Queridos hermanos y hermanas, cuánto deseo que los lugares en los que se
manifiesta la Iglesia, en particular nuestras parroquias y nuestras
comunidades, lleguen a ser islas de misericordia en medio del mar de la
indiferencia.
3. «Fortalezcan sus corazones» (St 5,8) – La persona creyente
También
como individuos tenemos la tentación de la indiferencia. Estamos saturados
de noticias e imágenes tremendas que nos narran el sufrimiento humano y, al
mismo tiempo, sentimos toda nuestra incapacidad para intervenir. ¿Qué podemos hacer para no dejarnos
absorber por esta espiral de horror y de impotencia?
En
primer lugar, podemos orar en la comunión de la Iglesia terrenal y celestial.

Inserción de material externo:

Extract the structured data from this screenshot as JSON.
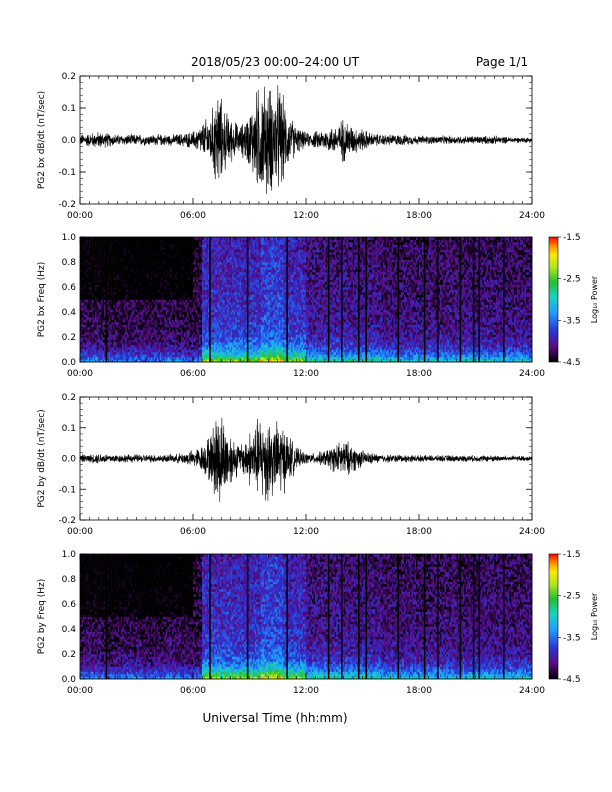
{
  "header": {
    "title": "2018/05/23  00:00–24:00 UT",
    "page": "Page 1/1"
  },
  "footer": {
    "xlabel": "Universal Time (hh:mm)"
  },
  "colorbar": {
    "label": "Log₁₀ Power",
    "ticks": [
      "-1.5",
      "-2.5",
      "-3.5",
      "-4.5"
    ],
    "tick_values": [
      -1.5,
      -2.5,
      -3.5,
      -4.5
    ],
    "range": [
      -4.5,
      -1.5
    ],
    "colors": [
      "#000000",
      "#5a0a82",
      "#2a36d8",
      "#1ea0ff",
      "#19d1c0",
      "#23c02e",
      "#b4e61e",
      "#ffe600",
      "#ff8a00",
      "#ff0000"
    ]
  },
  "chart_data": [
    {
      "type": "line",
      "ylabel": "PG2 bx dB/dt (nT/sec)",
      "xlim": [
        0,
        24
      ],
      "ylim": [
        -0.2,
        0.2
      ],
      "x_ticks": [
        "00:00",
        "06:00",
        "12:00",
        "18:00",
        "24:00"
      ],
      "y_ticks": [
        "0.2",
        "0.1",
        "0.0",
        "-0.1",
        "-0.2"
      ],
      "y_tick_values": [
        0.2,
        0.1,
        0.0,
        -0.1,
        -0.2
      ],
      "envelope": {
        "hours": [
          0,
          0.5,
          1,
          2,
          3,
          4,
          5,
          6,
          6.5,
          7,
          7.3,
          7.6,
          8,
          8.5,
          9,
          9.5,
          10,
          10.3,
          10.6,
          11,
          11.5,
          12,
          12.5,
          13,
          13.5,
          14,
          14.5,
          15,
          15.5,
          16,
          17,
          18,
          19,
          20,
          21,
          22,
          23,
          24
        ],
        "amplitude": [
          0.02,
          0.025,
          0.03,
          0.02,
          0.02,
          0.02,
          0.02,
          0.03,
          0.06,
          0.1,
          0.2,
          0.12,
          0.08,
          0.05,
          0.1,
          0.2,
          0.2,
          0.18,
          0.2,
          0.1,
          0.05,
          0.025,
          0.03,
          0.04,
          0.05,
          0.08,
          0.05,
          0.04,
          0.025,
          0.02,
          0.02,
          0.015,
          0.015,
          0.015,
          0.015,
          0.015,
          0.01,
          0.01
        ]
      }
    },
    {
      "type": "heatmap",
      "ylabel": "PG2 bx Freq (Hz)",
      "xlim": [
        0,
        24
      ],
      "ylim": [
        0.0,
        1.0
      ],
      "x_ticks": [
        "00:00",
        "06:00",
        "12:00",
        "18:00",
        "24:00"
      ],
      "y_ticks": [
        "1.0",
        "0.8",
        "0.6",
        "0.4",
        "0.2",
        "0.0"
      ],
      "y_tick_values": [
        1.0,
        0.8,
        0.6,
        0.4,
        0.2,
        0.0
      ],
      "value_range": [
        -4.5,
        -1.5
      ],
      "data_gap_hours": [
        1.4,
        6.9,
        8.9,
        11.0,
        13.2,
        13.9,
        14.8,
        15.2,
        16.9,
        18.3,
        19.0,
        20.2,
        20.9,
        21.2,
        22.5
      ]
    },
    {
      "type": "line",
      "ylabel": "PG2 by dB/dt (nT/sec)",
      "xlim": [
        0,
        24
      ],
      "ylim": [
        -0.2,
        0.2
      ],
      "x_ticks": [
        "00:00",
        "06:00",
        "12:00",
        "18:00",
        "24:00"
      ],
      "y_ticks": [
        "0.2",
        "0.1",
        "0.0",
        "-0.1",
        "-0.2"
      ],
      "y_tick_values": [
        0.2,
        0.1,
        0.0,
        -0.1,
        -0.2
      ],
      "envelope": {
        "hours": [
          0,
          0.5,
          1,
          2,
          3,
          4,
          5,
          6,
          6.5,
          7,
          7.3,
          7.6,
          8,
          8.5,
          9,
          9.5,
          10,
          10.3,
          10.6,
          11,
          11.5,
          12,
          12.5,
          13,
          13.5,
          14,
          14.5,
          15,
          15.5,
          16,
          17,
          18,
          19,
          20,
          21,
          22,
          23,
          24
        ],
        "amplitude": [
          0.015,
          0.015,
          0.02,
          0.015,
          0.015,
          0.015,
          0.015,
          0.03,
          0.05,
          0.1,
          0.2,
          0.15,
          0.1,
          0.05,
          0.1,
          0.15,
          0.18,
          0.12,
          0.15,
          0.1,
          0.04,
          0.02,
          0.02,
          0.03,
          0.05,
          0.07,
          0.05,
          0.03,
          0.02,
          0.015,
          0.015,
          0.012,
          0.012,
          0.012,
          0.012,
          0.012,
          0.01,
          0.01
        ]
      }
    },
    {
      "type": "heatmap",
      "ylabel": "PG2 by Freq (Hz)",
      "xlim": [
        0,
        24
      ],
      "ylim": [
        0.0,
        1.0
      ],
      "x_ticks": [
        "00:00",
        "06:00",
        "12:00",
        "18:00",
        "24:00"
      ],
      "y_ticks": [
        "1.0",
        "0.8",
        "0.6",
        "0.4",
        "0.2",
        "0.0"
      ],
      "y_tick_values": [
        1.0,
        0.8,
        0.6,
        0.4,
        0.2,
        0.0
      ],
      "value_range": [
        -4.5,
        -1.5
      ],
      "data_gap_hours": [
        1.4,
        6.9,
        8.9,
        11.0,
        13.2,
        13.9,
        14.8,
        15.2,
        16.9,
        18.3,
        19.0,
        20.2,
        20.9,
        21.2,
        22.5
      ]
    }
  ]
}
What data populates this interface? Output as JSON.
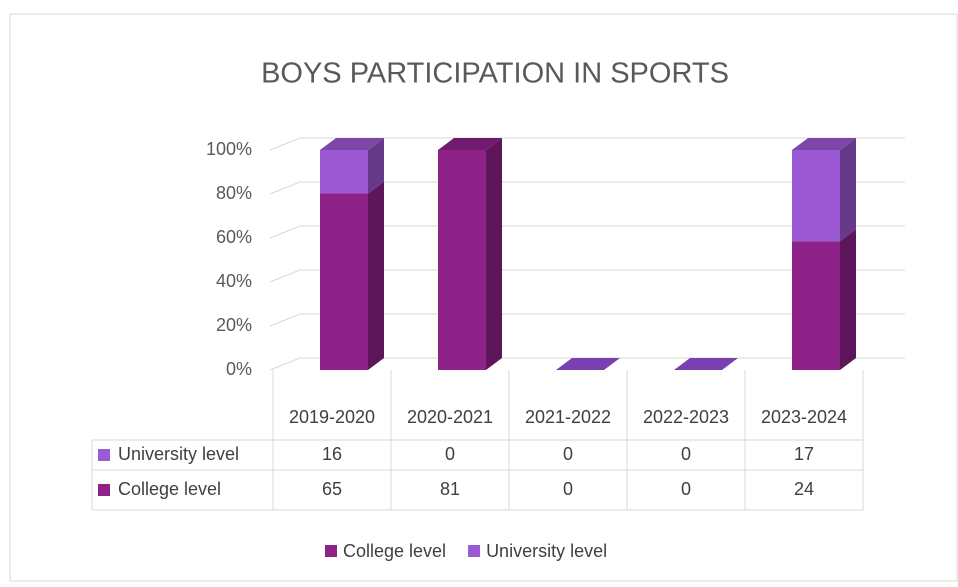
{
  "chart_data": {
    "type": "bar",
    "stacking": "percent",
    "title": "BOYS PARTICIPATION IN SPORTS",
    "categories": [
      "2019-2020",
      "2020-2021",
      "2021-2022",
      "2022-2023",
      "2023-2024"
    ],
    "series": [
      {
        "name": "College level",
        "color": "#8e2289",
        "values": [
          65,
          81,
          0,
          0,
          24
        ]
      },
      {
        "name": "University level",
        "color": "#9b59d3",
        "values": [
          16,
          0,
          0,
          0,
          17
        ]
      }
    ],
    "ylim": [
      0,
      100
    ],
    "yticks": [
      {
        "value": 0,
        "label": "0%"
      },
      {
        "value": 20,
        "label": "20%"
      },
      {
        "value": 40,
        "label": "40%"
      },
      {
        "value": 60,
        "label": "60%"
      },
      {
        "value": 80,
        "label": "80%"
      },
      {
        "value": 100,
        "label": "100%"
      }
    ],
    "grid": true,
    "legend": "bottom"
  }
}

No olvidemos la fuerza de la oración de tantas personas. La iniciativa 24 horas para el Señor, que
deseo que se celebre en toda la Iglesia —también a nivel diocesano—, en los días
13 y 14 de marzo, es expresión de esta necesidad de la oración.
En
segundo lugar, podemos ayudar con
gestos de caridad, llegando tanto a las personas cercanas como a las
lejanas, gracias a los numerosos organismos de caridad de la Iglesia. La Cuaresma
es un tiempo propicio para mostrar interés por el otro, con un signo concreto,
aunque sea pequeño, de nuestra participación en la misma humanidad.
Y,
en tercer lugar, el sufrimiento del otro constituye un llamado a la
conversión, porque la necesidad del hermano me recuerda la fragilidad de mi vida, mi dependencia de Dios y de los
hermanos. Si pedimos humildemente la gracia de Dios y aceptamos los límites
de nuestras posibilidades, confiaremos en las infinitas posibilidades que nos
reserva el amor de Dios. Y podremos resistir a la tentación diabólica que nos
hace creer que nosotros solos podemos salvar al mundo y a nosotros mismos.
Para superar la indiferencia y nuestras pretensiones de omnipotencia,
quiero pedir a todos que este tiempo de Cuaresma se viva como un camino de
formación del corazón, como dijo Benedicto XVI (Ct. enc. Deus
caritas est, 31). Tener un corazón misericordioso no
significa tener un corazón débil. Quien
desea ser misericordioso necesita un corazón fuerte, firme, cerrado al
tentador, pero abierto a Dios. Un corazón que se deje impregnar por el
Espíritu y guiar por los caminos del amor que nos llevan a los hermanos y
hermanas. En definitiva, un corazón pobre, que conoce sus propias pobrezas y lo
da todo por el otro.
Por esto, queridos hermanos y hermanas,
deseo orar con ustedes a Cristo en esta Cuaresma: “Fac cor nostrum secundum
Cor tuum”: “Haz nuestro corazón
semejante al tuyo” (Súplica de las Letanías al Sagrado
Corazón de Jesús).
De ese modo tendremos un corazón fuerte y misericordioso, vigilante y generoso,
que no se deje encerrar en sí mismo y no caiga en el vértigo de la globalización
de la indiferencia.
Con este deseo, aseguro mi oración para que todo creyente y toda
comunidad eclesial recorra provechosamente el itinerario cuaresmal, y les pido
que recen por mí. Que el Señor los bendiga y la Virgen los guarde.